Выпил, бормоча про себя: "Шум и гам в этом логове жутком..."
— Чего ты? Чего не нравится?
— Да нет, это строчка, из Есенина.
— Хорош с Есениным. Заманал уже.
Шум в самом деле такой, что и музыки не слышно, не то что стихов. За соседним столиком истошные вопли:
— Я тебе, бля, авиатор, а не какой-нибудь пиджачок!

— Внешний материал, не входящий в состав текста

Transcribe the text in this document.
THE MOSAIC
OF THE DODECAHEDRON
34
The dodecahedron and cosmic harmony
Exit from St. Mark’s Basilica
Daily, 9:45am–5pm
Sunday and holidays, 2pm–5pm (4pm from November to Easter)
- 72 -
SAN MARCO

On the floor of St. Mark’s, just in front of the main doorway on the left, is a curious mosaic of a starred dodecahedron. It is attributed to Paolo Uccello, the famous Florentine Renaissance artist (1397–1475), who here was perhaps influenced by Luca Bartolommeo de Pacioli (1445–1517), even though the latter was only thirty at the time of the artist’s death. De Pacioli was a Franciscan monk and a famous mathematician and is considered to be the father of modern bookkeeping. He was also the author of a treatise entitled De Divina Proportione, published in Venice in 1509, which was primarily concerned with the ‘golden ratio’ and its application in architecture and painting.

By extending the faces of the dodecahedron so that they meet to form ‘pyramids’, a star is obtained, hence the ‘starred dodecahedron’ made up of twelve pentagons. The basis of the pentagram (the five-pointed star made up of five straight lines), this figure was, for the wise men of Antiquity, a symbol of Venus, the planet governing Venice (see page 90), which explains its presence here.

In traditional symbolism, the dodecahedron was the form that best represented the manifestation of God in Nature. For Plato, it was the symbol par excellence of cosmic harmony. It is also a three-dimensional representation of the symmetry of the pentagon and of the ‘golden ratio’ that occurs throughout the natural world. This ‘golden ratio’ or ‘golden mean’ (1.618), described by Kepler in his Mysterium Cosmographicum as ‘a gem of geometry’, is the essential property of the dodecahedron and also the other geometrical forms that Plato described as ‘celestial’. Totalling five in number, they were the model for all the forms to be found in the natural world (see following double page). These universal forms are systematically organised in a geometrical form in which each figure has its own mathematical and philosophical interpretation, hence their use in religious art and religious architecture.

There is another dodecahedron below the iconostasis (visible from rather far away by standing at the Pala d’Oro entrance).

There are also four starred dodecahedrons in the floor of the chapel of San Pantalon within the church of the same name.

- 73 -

— Давай-давай, рассказывай!
— Нет, Рома, ты понял?
— Я, конечно, Рома, но не с парома!
— Нет, ты понял? В первые годы XX века Ремизов еще сомневался: "Жизнь человека красна не одним только пьянством". Итог столетию подвел Жванецкий: "Кто я такой, чтоб не пить?"
СЛОВО "Я"
Владислав Ходасевич1886-1939
Перед зеркалом
Nel mezzo del cammin di nostra vita
Я, я, я. Что за дикое слово! Неужели вон тот — это я? Разве мама любила такого, Желто-серого, полуседого И всезнающего, как змея? Разве мальчик, в Останкине летом Танцевавший на дачных балах, — Это я, тот, кто каждым ответом Желторотым внушает поэтам Отвращение, злобу и страх? Разве тот, кто в полночные споры Всю мальчишечью вкладывал прыть, — Это я, тот же самый, который На трагические разговоры Научился молчать и шутить? Впрочем — так и всегда на средине Рокового земного пути: От ничтожной причины — к причине, А глядишь — заплутался в пустыне, И своих же следов не найти. Да, меня не пантера прыжками На парижский чердак загнала. И Виргилия нет за плечами — Только есть одиночество — в раме Говорящего правду стекла.1924
Бродский, которого нельзя представить произносящим "мое творчество" или "моя поэзия", только — мои стишки, который в разговоре мог с усмешкой именовать себя "моя милость", чтобы лишний раз не употреблять "я". Не стоит и говорить о его автопортретах: "глуховат", "слеповат", "во рту развалины почище Парфенона" и т. д.
По-ходасевически нелицеприятный взгляд на себя — у Лосева: "А это что там, покидая бар, / вдруг загляделось в зеркало, икая, / что за змея жидовская такая? / Ах, это я. Ну, это я .бал". Или более сдержанно: "А это — зеркало, такое стеклецо, / чтоб увидать со щеткой за щекою / судьбы перемещенное лицо".